My question is: what amounts to a general condition for a proof-irrelevant type (of $\textsf{Prop}$) to imply a proof-relevant type such as in $(\star\star)$? Thanks!
Best Answer
$\newcommand{\inj}{\mathsf{inj}}$ $\newcommand{\refl}{\mathsf{refl}}$ $\newcommand{\isProp}{\mathsf{isProp}}$ $\newcommand{\isContr}{\mathsf{isContr}}$
I'm not sure exactly of the source of confusion, but here are some things to think about.
$⊤ → A$ is equivalent to $A$, so your $(\star)$ is already equivalent to $P → Σx:A.B(x)$
Your $(*)$ already has two propositions implying $Σx:A.B(x)$, so it doesn't seem unreasonable that one proposition would imply it (especially since $⊤$ is rather vacuous).

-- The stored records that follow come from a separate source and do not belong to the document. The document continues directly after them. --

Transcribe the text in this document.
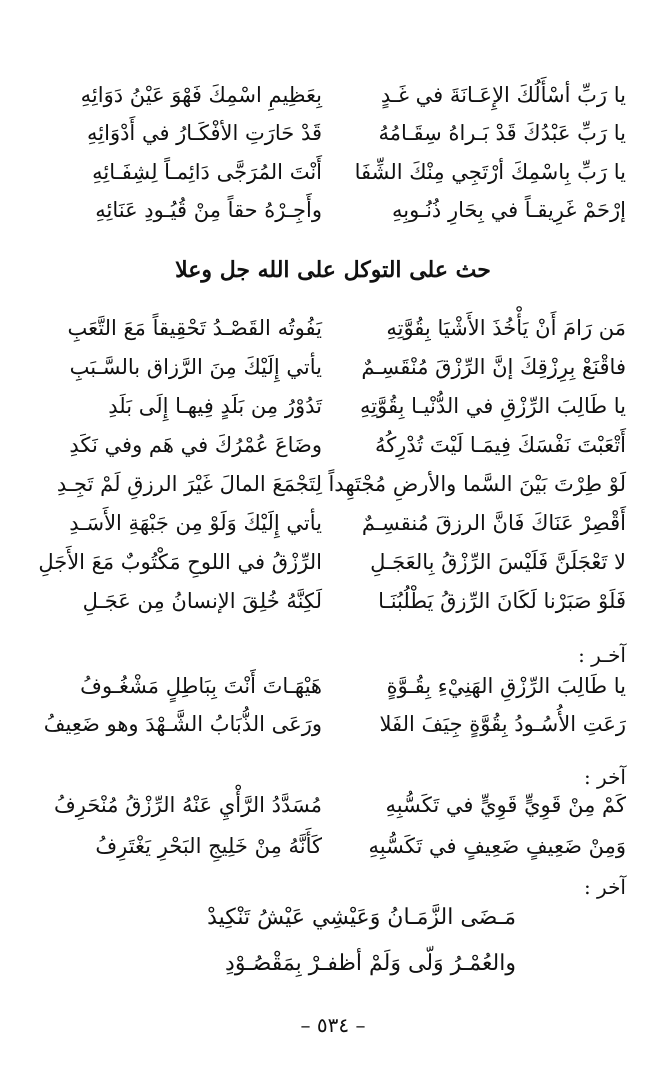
يا رَبِّ أسْأَلُكَ الإِعَـانَةَ في غَـدٍ
بِعَظِيمِ اسْمِكَ فَهْوَ عَيْنُ دَوَائِهِ
يا رَبِّ عَبْدُكَ قَدْ بَـراهُ سِقَـامُهُ
قَدْ حَارَتِ الأفْكَـارُ في أَدْوَائِهِ
يا رَبِّ بِاسْمِكَ أرْتَجِي مِنْكَ الشِّفَا
أَنْتَ المُرَجَّى دَائِمـاً لِشِفَـائِهِ
إرْحَمْ غَرِيقـاً في بِحَارِ ذُنُـوبِهِ
وأَجِـرْهُ حقاً مِنْ قُيُـودِ عَنَائِهِ
حث على التوكل على الله جل وعلا
مَن رَامَ أَنْ يَأْخُذَ الأَشْيَا بِقُوَّتِهِ
يَفُوتُه القَصْـدُ تَحْقِيقاً مَعَ التَّعَبِ
فاقْنَعْ بِرِزْقِكَ إنَّ الرِّزْقَ مُنْقَسِـمٌ
يأتي إِلَيْكَ مِنَ الرَّزاق بالسَّـبَبِ
يا طَالِبَ الرِّزْقِ في الدُّنْيـا بِقُوَّتِهِ
تَدُوْرُ مِن بَلَدٍ فِيهـا إِلَى بَلَدِ
أَتْعَبْتَ نَفْسَكَ فِيمَـا لَيْتَ تُدْرِكُهُ
وضَاعَ عُمْرُكَ في هَم وفي نَكَدِ
لَوْ طِرْتَ بَيْنَ السَّما والأرضِ مُجْتَهِداً
لِتَجْمَعَ المالَ غَيْرَ الرزقِ لَمْ تَجِـدِ
أَقْصِرْ عَنَاكَ فَانَّ الرزقَ مُنقسِـمٌ
يأتي إِلَيْكَ وَلَوْ مِن جَبْهَةِ الأَسَـدِ
لا تَعْجَلَنَّ فَلَيْسَ الرِّزْقُ بِالعَجَـلِ
الرِّزْقُ في اللوحِ مَكْتُوبٌ مَعَ الأَجَلِ
فَلَوْ صَبَرْنا لَكَانَ الرِّزقُ يَطْلُبُنَـا
لَكِنَّهُ خُلِقَ الإنسانُ مِن عَجَـلِ
آخـر :
يا طَالِبَ الرِّزْقِ الهَنِيْءِ بِقُـوَّةٍ
هَيْهَـاتَ أَنْتَ بِبَاطِلٍ مَشْغُـوفُ
رَعَتِ الأُسُـودُ بِقُوَّةٍ جِيَفَ الفَلا
ورَعَى الذُّبَابُ الشَّـهْدَ وهو ضَعِيفُ
آخر :
كَمْ مِنْ قَوِيٍّ قَوِيٍّ في تَكَسُّبِهِ
مُسَدَّدُ الرَّأْيِ عَنْهُ الرِّزْقُ مُنْحَرِفُ
وَمِنْ ضَعِيفٍ ضَعِيفٍ في تَكَسُّبِهِ
كَأَنَّهُ مِنْ خَلِيجِ البَحْرِ يَغْتَرِفُ
آخر :
مَـضَى الزَّمَـانُ وَعَيْشِي عَيْشُ تَنْكِيدْ
والعُمْـرُ وَلّى وَلَمْ أظفـرْ بِمَقْصُـوْدِ
– ٥٣٤ –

Some non-propositions are easy to exhibit from any proposition. For instance, $λ x. 0$ has type $⊤ → ℕ$
$P$ actually implies that $T = Σx:A.B(x)$ is contractible (and thus a proposition) by the following argument:
$¬P$ implies that $T$ is contractible by a very similar argument
$T → \isContr(T)$, because $T$ gives us a value $x : X$, $\isContr(T)$ is a proposition, and by cases on $(P=X)+(¬P=X)$, we can get either a value of $P$ or a value of $¬P$ to use 4 or 5
Thus $T$ is a proposition, because $(T → \isContr(T)) → \isProp(T)$. Here is a cubical Agda formalization.
However, the fact that $Σx:A.B(x)$ is actually a proposition is incidental. If the source of your question is an idea that propositions in HoTT are somehow restricted so that they may be 'erased', as in various other type theories, you should abandon that. A key feature of HoTT is that 'proof irrelevant' does not mean 'computationally irrelevant.' Mere propositions are proof irrelevant in the sense that for any two proofs $p, q$, any construction on $p$ can be systematically translated to an equivalent construction on $q$. However, this does not mean that $p$ and $q$ have no computational content.
An example of this is finite sets. One can define the type of finite sets as:
$$ΣX:\mathcal U. \Vert Σn:ℕ. \mathsf{Fin}(n) \simeq X \Vert$$
I.E. it is the collection of types that are merely equivalent to some set of a particular finite size. However, it can be shown that for a given such $X$, $n$ is unique, and may be extracted from the truncation. There is no mechanism for deducing the size $n$ from $X : \mathcal U$, so the conclusion is that the truncation was carrying it (at least, if you are expecting a computational explanation). There are just obligations for accessing it.
I don't think there is necessarily a general description of 'when a proposition can imply a non-proposition,' though. Propositions aren't arbitrarily separated/distinguished in HoTT. They are just types with a certain defined property, and there are multiple conceptual reasons a type might have that property.